As ações da D Wave Quantum (QBTS.US) estão a subir cerca de 8% após a empresa ter anunciado uma parceria alargada com a AT&T. A operadora de telecomunicações norte-americana planeia utilizar de forma mais ampla a tecnologia de computação quântica da D Wave para otimizar a sua rede e apoiar sistemas autónomos impulsionados por IA. De acordo com a empresa, a tecnologia já ajudou a reduzir as interrupções no serviço ao cliente. A cooperação alargada com a AT&T é mais um indício de que a indústria da computação quântica está a aproximar-se de aplicações comerciais significativas.
A Applied Materials (AMAT.US) e a Lam Research (LRCX.US) também estão a registar ganhos, depois de o HSBC ter revisto em alta os seus objetivos de preço para ambas as empresas. Os analistas destacaram o fortalecimento da procura por equipamentos de fabrico de semicondutores, especialmente à medida que o investimento em infraestruturas de IA continua a acelerar.
As ações da Exxon Mobil (XOM.US) registam uma queda de cerca de 2%, acompanhando a fraqueza generalizada em todo o setor energético na sequência da queda acentuada dos preços do petróleo.

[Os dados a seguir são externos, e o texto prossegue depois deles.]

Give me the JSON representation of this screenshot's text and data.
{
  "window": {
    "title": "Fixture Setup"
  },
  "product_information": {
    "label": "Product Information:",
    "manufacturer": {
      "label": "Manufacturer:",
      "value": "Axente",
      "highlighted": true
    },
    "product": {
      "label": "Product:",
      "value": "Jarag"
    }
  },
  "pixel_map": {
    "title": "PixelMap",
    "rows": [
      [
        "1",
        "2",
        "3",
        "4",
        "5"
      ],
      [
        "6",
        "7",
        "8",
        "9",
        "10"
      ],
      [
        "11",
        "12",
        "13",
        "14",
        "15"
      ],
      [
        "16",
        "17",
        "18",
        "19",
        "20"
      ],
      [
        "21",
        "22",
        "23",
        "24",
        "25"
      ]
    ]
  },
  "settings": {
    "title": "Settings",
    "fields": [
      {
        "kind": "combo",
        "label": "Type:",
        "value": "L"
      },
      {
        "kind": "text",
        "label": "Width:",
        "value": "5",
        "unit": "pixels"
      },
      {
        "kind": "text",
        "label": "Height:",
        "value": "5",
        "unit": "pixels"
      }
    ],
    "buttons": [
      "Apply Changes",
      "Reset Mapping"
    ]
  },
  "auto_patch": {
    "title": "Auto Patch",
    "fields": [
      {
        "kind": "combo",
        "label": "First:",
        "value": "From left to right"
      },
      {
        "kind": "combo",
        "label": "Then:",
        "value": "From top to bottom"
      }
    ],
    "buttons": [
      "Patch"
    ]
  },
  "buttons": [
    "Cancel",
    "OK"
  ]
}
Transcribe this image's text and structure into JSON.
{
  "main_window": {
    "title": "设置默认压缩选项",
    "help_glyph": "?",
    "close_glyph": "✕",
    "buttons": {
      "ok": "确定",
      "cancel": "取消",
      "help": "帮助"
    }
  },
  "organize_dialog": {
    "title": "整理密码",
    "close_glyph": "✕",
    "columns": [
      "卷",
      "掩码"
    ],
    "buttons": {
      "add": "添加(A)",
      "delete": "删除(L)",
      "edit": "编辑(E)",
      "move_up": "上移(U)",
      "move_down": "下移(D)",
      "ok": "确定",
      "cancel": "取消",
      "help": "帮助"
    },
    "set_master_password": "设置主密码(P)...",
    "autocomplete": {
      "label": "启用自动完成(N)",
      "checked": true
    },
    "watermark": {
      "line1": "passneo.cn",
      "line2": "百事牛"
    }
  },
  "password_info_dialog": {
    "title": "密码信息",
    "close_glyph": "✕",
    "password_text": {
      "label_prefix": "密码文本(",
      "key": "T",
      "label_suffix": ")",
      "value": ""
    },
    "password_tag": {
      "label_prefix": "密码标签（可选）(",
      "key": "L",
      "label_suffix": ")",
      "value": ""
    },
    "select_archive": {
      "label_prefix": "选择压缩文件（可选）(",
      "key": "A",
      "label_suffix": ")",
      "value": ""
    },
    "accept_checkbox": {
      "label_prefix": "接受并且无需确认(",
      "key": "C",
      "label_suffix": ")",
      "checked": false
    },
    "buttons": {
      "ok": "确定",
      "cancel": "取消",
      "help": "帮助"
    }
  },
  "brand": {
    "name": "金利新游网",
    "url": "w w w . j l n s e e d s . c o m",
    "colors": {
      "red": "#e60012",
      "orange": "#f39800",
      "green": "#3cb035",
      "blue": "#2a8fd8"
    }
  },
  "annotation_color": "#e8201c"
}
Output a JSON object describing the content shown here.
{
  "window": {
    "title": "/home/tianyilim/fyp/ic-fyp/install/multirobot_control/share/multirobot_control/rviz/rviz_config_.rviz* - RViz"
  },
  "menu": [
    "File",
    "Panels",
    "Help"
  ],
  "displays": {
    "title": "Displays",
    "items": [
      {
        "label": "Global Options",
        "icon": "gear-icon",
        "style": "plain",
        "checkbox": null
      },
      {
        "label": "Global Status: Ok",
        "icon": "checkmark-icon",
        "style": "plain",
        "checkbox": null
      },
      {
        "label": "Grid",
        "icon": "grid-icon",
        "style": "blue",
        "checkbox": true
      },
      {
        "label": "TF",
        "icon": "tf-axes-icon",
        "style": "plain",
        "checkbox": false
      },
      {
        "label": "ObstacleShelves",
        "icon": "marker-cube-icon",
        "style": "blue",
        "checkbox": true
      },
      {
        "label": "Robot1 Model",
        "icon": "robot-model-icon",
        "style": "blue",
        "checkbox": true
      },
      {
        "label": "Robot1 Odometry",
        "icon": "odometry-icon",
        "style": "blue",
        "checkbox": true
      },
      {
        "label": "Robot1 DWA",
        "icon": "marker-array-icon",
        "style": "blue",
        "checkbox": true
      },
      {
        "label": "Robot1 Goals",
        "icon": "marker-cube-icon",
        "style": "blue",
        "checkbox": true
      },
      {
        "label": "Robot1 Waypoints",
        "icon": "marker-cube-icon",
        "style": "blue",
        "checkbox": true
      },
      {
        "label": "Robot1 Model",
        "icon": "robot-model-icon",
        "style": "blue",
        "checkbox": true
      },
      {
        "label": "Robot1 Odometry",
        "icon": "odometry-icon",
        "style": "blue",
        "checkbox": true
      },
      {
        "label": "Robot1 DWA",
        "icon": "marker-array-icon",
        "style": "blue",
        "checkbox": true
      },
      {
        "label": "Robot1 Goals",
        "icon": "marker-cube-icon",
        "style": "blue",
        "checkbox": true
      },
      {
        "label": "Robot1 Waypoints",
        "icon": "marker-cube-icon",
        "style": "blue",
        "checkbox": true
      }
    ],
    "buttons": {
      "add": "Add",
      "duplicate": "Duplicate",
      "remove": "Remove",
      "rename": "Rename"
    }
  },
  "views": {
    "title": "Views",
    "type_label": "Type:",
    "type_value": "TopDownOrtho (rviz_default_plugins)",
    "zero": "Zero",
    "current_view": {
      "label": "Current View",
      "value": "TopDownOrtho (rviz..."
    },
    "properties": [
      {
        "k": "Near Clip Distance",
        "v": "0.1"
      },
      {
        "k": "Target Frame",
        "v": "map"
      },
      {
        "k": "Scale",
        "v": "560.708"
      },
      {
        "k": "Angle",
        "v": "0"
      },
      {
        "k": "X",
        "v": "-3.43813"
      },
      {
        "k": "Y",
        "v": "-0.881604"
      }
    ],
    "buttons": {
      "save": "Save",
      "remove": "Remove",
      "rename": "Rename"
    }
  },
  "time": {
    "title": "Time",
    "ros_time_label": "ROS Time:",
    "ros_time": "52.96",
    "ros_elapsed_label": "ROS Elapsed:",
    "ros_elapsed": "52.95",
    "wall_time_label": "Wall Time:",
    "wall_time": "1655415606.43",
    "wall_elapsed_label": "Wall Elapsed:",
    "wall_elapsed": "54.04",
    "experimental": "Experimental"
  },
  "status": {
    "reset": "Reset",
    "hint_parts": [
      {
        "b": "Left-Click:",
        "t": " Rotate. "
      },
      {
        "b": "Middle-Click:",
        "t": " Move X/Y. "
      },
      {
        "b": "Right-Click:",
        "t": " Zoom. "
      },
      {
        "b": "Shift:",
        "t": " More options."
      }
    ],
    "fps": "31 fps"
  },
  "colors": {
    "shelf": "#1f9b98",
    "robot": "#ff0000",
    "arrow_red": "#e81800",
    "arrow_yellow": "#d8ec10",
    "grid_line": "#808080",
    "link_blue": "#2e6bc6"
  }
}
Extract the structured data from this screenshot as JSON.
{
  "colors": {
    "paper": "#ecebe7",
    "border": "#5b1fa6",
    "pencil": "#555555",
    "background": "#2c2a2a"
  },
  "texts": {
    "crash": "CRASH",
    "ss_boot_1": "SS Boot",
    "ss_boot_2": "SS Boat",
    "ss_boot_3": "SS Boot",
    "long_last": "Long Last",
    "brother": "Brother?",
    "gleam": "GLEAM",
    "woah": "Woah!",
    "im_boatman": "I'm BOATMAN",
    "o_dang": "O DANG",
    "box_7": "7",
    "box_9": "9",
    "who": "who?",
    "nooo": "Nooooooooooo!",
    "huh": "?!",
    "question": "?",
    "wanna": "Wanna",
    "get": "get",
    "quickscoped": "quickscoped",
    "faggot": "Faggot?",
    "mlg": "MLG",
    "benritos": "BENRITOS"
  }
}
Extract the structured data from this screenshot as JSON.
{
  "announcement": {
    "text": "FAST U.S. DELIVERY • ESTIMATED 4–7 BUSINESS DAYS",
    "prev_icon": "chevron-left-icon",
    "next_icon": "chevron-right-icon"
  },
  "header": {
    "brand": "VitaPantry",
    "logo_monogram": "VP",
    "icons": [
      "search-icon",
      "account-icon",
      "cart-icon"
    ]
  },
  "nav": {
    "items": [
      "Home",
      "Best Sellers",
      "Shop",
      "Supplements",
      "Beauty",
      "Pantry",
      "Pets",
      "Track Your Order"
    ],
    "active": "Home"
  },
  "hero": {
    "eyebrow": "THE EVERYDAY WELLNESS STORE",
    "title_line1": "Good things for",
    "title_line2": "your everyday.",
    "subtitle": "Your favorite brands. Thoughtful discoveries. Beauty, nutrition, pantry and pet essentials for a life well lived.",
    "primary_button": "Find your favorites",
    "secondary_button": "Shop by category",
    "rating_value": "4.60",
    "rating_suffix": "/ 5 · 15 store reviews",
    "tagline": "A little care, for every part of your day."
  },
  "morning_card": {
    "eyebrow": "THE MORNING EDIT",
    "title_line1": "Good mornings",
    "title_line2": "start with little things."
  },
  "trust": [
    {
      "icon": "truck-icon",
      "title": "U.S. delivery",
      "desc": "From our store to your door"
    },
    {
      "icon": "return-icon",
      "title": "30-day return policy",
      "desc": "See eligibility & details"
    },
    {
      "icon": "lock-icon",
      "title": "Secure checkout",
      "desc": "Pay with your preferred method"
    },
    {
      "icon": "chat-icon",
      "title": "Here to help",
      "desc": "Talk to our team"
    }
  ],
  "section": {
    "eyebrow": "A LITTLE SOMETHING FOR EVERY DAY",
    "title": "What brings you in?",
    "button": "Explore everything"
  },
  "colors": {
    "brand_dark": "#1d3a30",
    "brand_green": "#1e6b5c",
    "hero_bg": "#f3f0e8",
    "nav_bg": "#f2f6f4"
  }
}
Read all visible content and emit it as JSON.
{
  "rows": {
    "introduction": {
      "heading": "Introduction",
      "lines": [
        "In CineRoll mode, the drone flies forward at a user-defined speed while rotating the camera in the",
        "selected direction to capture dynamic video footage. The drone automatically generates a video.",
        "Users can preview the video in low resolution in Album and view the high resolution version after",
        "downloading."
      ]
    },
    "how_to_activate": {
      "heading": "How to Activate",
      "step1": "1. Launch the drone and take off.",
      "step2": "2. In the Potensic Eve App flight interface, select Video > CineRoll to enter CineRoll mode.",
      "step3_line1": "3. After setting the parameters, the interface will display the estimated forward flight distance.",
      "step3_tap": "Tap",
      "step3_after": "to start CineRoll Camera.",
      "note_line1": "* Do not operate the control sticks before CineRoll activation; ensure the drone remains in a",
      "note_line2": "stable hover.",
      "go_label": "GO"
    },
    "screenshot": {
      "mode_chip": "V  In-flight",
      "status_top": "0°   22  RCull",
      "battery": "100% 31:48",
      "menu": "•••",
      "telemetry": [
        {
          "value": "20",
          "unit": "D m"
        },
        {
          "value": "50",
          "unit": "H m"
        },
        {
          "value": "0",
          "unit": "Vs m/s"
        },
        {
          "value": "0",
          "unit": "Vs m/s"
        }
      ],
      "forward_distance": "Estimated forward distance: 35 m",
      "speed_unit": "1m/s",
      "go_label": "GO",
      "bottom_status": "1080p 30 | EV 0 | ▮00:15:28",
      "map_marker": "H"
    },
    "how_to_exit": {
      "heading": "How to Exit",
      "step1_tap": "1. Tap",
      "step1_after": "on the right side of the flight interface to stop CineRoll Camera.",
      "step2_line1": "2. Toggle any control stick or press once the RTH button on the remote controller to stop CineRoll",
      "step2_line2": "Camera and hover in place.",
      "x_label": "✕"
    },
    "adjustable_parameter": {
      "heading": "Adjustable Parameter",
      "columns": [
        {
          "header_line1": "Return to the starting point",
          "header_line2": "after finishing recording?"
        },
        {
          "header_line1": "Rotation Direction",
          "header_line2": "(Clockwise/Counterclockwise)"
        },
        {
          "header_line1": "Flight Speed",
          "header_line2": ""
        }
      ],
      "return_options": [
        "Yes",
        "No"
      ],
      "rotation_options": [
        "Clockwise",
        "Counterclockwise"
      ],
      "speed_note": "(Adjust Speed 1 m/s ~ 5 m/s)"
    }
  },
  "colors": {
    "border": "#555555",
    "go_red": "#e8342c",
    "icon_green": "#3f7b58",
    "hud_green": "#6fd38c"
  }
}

O petróleo bruto desceu depois de os Estados Unidos e o Irão terem suspendido as operações militares, aumentando as esperanças de uma resolução diplomática e de uma diminuição das tensões no Médio Oriente. Uma pressão adicional sobre os preços do petróleo advém das expectativas de que a melhoria da estabilidade regional possa permitir o reinício do tráfego marítimo sem restrições através do Estreito de Ormuz.